Fighters may want to do some shadowboxing of their own after their daily routines are over, either inside a boxing gym's ring, or wherever they please to at home without having to look directly at a mirror.

Each boxing round is 3 minutes. Shadowboxing is all about flowing offensively and defensively and it is also important to not throw full punches all the time, it can drain an individual out before the actual training starts.

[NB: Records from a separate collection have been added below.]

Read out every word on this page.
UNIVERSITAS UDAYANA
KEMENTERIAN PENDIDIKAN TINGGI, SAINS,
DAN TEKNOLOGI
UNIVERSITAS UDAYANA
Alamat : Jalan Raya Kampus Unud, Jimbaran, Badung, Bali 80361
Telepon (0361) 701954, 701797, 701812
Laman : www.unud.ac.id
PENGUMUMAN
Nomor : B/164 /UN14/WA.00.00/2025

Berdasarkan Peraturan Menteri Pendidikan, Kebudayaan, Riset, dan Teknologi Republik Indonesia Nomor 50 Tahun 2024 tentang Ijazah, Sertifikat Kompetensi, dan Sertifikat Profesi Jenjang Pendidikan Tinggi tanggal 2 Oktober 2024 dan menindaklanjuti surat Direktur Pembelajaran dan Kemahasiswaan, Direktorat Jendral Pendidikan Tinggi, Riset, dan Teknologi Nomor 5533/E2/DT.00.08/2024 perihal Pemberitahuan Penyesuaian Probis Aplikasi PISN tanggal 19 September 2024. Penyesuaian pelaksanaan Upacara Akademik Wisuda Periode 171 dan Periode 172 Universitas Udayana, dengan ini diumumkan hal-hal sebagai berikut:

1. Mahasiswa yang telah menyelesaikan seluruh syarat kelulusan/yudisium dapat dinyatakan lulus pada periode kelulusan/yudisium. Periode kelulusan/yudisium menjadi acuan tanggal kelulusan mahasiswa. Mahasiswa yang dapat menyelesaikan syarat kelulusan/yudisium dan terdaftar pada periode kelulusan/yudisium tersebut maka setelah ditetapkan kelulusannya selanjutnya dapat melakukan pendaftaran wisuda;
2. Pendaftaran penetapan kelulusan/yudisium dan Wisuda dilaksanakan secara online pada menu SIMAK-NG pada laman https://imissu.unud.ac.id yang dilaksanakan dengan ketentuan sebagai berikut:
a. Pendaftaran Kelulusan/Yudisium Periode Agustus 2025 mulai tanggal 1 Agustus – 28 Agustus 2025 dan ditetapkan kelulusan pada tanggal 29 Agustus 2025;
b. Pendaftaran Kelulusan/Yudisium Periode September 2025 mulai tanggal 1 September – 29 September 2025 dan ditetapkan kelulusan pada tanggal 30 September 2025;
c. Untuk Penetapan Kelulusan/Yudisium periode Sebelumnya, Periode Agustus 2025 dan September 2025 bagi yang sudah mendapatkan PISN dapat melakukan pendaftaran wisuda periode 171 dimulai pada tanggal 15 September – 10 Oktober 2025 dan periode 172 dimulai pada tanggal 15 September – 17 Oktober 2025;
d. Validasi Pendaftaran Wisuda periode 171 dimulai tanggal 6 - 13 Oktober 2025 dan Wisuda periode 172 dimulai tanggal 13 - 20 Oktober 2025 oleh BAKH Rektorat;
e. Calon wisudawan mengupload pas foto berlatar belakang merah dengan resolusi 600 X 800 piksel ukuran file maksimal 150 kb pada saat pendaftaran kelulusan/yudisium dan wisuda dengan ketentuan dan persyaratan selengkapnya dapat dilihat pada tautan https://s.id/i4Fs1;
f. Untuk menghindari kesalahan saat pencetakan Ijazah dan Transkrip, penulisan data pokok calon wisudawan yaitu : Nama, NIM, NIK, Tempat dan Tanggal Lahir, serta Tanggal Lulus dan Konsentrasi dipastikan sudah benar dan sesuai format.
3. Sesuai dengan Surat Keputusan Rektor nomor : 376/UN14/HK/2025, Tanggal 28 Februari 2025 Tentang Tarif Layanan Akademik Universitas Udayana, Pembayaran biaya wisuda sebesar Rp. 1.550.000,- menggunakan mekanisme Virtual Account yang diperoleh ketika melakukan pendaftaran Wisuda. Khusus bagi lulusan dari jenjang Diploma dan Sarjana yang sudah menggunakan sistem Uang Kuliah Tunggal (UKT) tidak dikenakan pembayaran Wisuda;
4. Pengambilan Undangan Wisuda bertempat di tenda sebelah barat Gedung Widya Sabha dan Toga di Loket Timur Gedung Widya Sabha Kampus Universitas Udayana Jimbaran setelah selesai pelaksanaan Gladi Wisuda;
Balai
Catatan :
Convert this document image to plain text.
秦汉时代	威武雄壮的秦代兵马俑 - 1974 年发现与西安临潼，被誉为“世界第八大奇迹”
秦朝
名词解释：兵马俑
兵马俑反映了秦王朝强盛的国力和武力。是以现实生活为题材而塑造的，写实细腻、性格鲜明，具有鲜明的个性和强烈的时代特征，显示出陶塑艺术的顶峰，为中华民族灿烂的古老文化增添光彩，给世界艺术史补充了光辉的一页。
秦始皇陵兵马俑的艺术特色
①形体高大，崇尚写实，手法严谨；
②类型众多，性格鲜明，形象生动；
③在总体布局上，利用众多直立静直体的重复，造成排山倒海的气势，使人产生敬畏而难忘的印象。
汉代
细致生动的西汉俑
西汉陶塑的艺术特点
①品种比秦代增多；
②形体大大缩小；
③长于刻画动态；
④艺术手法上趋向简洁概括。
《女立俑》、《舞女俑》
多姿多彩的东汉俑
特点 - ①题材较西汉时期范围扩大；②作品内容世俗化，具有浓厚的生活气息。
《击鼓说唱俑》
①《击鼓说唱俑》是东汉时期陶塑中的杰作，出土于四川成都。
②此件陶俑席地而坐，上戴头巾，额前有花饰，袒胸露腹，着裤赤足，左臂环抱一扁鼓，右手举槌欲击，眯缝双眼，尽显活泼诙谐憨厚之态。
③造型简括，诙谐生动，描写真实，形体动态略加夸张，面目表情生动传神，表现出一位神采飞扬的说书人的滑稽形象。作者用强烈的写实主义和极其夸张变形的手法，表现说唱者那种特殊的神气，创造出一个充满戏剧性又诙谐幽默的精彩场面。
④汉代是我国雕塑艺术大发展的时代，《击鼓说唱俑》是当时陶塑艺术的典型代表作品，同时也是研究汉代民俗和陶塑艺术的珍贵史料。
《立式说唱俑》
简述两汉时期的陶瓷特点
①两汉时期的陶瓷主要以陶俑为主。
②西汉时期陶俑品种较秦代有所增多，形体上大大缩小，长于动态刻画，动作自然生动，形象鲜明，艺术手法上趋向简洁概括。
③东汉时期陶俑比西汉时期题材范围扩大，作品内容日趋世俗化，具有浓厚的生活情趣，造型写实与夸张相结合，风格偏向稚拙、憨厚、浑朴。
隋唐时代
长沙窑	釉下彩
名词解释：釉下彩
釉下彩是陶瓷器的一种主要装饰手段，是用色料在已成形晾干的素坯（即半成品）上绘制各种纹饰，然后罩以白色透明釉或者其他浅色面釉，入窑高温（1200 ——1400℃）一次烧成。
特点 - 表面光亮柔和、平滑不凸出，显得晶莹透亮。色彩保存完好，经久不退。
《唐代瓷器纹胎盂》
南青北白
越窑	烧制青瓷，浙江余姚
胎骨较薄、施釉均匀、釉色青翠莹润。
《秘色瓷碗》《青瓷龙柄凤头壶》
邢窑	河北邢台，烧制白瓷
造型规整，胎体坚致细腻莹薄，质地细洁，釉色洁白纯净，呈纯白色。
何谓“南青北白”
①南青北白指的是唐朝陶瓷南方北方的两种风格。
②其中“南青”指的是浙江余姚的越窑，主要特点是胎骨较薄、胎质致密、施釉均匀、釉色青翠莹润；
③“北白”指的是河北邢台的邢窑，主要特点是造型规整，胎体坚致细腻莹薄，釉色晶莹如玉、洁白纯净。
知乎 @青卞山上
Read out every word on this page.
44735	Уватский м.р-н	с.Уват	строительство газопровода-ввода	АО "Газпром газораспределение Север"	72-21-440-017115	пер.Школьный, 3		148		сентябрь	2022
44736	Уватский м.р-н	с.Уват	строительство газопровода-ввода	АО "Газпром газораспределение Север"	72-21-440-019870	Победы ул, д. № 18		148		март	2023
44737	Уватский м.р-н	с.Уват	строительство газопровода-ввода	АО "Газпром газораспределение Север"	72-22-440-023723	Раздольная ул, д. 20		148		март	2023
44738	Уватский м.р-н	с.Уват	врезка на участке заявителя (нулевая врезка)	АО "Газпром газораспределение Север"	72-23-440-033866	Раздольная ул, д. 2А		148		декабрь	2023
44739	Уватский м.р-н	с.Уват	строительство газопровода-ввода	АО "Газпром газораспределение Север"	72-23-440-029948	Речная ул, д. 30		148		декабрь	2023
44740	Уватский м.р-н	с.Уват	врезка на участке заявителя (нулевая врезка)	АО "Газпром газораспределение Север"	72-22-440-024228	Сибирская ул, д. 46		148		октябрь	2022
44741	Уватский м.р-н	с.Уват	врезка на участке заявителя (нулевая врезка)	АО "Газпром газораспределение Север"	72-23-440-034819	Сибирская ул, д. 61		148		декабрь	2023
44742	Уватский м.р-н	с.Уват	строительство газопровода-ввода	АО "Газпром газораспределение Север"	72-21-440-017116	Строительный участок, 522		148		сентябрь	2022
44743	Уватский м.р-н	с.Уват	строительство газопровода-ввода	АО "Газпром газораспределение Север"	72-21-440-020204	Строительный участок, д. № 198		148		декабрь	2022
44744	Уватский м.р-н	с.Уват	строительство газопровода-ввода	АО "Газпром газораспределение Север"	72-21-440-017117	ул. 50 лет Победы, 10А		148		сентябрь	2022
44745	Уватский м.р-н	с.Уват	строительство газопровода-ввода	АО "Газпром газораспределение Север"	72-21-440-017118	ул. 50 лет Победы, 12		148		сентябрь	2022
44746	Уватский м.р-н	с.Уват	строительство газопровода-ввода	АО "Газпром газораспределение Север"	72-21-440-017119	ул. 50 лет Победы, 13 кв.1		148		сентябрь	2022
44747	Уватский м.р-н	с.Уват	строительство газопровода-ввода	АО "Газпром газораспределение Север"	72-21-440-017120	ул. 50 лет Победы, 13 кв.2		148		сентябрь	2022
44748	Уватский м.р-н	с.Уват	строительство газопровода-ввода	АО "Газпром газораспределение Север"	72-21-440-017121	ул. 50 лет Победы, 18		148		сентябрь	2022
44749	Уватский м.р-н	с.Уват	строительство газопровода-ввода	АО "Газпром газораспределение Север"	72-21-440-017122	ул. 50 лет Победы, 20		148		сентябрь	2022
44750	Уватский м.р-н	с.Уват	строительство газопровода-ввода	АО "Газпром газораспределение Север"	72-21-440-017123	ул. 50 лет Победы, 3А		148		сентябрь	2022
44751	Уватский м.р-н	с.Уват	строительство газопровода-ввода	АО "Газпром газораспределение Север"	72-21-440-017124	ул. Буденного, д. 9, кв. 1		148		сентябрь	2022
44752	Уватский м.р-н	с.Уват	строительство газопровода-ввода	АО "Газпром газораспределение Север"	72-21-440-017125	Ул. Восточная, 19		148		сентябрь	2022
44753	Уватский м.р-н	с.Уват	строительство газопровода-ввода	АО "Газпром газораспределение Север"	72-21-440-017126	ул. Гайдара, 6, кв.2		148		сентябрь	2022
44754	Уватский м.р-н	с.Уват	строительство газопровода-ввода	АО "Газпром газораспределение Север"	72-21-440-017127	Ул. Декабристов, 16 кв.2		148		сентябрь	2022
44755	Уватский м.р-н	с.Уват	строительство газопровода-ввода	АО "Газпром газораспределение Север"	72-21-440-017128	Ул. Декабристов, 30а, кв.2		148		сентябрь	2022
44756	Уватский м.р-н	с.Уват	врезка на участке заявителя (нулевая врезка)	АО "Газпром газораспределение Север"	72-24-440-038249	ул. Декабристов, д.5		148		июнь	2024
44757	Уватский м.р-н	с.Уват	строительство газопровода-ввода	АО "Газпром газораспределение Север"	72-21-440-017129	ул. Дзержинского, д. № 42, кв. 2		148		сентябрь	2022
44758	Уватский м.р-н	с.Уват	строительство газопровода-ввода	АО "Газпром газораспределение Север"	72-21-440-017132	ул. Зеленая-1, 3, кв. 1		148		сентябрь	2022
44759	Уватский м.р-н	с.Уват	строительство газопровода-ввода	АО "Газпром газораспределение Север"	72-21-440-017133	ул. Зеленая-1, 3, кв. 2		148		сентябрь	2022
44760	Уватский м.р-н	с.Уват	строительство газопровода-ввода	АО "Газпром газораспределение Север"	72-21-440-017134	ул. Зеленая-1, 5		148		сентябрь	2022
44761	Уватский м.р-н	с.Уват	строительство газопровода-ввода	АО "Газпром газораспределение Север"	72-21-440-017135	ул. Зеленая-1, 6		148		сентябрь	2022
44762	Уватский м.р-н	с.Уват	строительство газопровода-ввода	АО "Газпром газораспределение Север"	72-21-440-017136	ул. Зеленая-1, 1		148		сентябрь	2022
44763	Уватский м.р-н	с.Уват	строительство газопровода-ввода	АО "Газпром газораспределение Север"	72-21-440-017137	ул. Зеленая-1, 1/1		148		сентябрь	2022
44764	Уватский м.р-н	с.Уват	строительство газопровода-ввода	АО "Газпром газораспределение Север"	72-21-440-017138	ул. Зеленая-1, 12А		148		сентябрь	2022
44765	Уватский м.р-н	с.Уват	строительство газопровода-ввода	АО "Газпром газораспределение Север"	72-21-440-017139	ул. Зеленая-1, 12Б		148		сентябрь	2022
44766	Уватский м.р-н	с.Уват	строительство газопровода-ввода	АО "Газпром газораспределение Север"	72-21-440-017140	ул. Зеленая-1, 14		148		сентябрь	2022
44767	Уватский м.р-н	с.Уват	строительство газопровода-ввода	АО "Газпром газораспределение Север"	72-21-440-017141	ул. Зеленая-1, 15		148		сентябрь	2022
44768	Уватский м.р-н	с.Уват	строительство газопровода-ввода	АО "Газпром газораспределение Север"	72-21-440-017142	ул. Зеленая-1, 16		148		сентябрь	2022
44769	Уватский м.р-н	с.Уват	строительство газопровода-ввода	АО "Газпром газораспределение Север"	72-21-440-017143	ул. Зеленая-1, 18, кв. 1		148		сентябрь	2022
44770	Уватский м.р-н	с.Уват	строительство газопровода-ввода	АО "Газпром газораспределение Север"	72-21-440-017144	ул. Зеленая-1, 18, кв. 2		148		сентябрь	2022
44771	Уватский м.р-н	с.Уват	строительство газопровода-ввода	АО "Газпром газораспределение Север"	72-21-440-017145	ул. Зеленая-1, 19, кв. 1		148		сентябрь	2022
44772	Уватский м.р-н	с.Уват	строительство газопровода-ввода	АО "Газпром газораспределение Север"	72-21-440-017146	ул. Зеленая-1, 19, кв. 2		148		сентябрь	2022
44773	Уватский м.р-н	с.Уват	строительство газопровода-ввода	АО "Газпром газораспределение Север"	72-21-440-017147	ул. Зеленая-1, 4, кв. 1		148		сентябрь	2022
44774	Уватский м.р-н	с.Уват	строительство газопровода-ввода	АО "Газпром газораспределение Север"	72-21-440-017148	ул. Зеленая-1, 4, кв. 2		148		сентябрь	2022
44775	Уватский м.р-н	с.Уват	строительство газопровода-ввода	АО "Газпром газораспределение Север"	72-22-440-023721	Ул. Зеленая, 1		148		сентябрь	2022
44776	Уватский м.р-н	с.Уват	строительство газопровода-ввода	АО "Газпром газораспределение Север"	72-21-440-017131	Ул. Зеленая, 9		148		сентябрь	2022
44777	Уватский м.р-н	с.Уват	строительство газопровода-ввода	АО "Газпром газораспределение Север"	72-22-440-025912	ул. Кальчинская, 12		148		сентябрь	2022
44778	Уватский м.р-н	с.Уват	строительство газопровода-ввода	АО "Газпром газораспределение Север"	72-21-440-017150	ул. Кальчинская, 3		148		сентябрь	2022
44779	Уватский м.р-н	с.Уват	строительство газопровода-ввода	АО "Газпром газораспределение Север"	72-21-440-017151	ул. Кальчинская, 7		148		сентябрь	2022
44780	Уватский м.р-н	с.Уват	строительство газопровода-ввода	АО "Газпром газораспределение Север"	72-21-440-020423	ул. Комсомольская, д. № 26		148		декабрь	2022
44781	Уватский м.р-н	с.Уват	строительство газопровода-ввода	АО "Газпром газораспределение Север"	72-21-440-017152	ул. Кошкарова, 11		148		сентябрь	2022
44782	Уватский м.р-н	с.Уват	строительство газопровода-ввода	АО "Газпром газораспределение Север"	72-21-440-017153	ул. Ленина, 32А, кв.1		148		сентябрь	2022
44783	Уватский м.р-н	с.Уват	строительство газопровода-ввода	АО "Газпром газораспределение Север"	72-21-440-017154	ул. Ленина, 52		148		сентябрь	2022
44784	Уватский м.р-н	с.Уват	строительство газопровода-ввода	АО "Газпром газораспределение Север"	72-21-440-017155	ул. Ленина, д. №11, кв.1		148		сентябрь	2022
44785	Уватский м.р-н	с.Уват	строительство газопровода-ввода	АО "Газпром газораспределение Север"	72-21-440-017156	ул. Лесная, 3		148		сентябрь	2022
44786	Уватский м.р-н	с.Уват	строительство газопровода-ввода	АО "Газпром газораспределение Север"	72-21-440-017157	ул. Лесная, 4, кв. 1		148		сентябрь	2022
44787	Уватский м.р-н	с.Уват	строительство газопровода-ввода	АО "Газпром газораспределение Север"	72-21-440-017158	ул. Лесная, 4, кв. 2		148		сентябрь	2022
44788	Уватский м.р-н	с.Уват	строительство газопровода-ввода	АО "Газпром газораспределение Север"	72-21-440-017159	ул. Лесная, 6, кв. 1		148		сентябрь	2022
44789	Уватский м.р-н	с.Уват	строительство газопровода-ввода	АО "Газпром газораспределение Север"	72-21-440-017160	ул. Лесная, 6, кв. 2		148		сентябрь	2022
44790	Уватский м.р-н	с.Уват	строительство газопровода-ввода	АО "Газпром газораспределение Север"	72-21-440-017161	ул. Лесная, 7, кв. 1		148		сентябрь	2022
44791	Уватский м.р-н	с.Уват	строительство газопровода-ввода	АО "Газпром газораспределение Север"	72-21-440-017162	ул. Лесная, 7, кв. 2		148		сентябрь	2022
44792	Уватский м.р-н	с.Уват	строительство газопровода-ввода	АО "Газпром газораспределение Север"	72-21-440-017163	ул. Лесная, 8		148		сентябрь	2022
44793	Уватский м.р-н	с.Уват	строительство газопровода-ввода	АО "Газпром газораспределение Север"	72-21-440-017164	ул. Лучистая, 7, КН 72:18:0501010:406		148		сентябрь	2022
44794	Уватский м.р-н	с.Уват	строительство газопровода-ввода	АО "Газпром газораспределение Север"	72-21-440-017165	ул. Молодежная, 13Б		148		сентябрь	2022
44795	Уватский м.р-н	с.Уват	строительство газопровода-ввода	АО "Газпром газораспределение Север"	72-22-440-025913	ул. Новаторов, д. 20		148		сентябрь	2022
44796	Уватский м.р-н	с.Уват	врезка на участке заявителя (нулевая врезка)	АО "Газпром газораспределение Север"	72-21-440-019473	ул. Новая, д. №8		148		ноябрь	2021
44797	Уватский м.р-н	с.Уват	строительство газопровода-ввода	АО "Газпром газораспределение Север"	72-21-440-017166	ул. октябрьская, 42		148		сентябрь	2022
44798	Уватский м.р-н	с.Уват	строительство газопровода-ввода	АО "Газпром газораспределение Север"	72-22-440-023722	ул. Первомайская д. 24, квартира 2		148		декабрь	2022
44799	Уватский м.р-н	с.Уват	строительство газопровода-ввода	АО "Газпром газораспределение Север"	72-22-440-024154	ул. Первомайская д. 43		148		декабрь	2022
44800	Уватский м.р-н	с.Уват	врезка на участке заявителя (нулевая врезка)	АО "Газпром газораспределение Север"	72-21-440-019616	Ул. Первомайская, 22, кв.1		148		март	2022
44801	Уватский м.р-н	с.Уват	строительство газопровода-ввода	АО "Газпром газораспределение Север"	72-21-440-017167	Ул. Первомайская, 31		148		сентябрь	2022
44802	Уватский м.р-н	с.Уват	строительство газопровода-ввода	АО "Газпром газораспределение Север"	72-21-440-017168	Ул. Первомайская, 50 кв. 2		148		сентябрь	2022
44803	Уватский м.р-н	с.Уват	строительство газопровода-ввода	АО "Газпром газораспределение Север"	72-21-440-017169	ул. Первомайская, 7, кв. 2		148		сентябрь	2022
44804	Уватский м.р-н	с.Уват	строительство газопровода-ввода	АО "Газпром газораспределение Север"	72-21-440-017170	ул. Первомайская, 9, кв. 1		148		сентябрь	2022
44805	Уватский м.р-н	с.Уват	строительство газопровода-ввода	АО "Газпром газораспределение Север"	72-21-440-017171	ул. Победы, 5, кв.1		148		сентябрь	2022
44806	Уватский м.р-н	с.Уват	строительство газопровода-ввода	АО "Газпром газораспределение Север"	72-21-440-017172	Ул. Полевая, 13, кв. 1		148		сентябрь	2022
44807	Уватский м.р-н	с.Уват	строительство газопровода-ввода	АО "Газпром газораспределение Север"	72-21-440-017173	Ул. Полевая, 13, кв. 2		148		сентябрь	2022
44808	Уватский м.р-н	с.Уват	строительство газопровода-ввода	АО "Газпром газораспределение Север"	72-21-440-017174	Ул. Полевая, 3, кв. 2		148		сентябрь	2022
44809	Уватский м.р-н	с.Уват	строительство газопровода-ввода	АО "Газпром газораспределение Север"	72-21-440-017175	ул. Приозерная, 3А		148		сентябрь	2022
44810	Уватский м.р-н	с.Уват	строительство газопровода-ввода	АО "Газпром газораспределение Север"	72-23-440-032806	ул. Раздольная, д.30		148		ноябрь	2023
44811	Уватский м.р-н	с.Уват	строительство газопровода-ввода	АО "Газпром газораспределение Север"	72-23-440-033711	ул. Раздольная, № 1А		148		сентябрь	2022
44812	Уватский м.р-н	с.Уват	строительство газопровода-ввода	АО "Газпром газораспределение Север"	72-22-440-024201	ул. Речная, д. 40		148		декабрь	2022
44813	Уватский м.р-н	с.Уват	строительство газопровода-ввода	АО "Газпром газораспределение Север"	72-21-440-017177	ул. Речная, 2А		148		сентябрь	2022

Shadowboxing is not limited to boxers and fighters. Many fighters from other striking-based martial arts also use the exercise as part of their daily routines and aside from punches and perhaps dependent upon fighting style they will use kicks, knees, elbows, or even throws. Bruce Lee was often seen practicing his kicks in front of a mirror in his films, and he incorporated other concepts from boxing into his Jeet Kune Do style such as footwork and live sparring. Shadowboxing with swords and other weapons, referred to as a floryshe, is a major training tool among Historical European Martial Arts groups such as the Association for Renaissance Martial Arts and the HEMA Alliance.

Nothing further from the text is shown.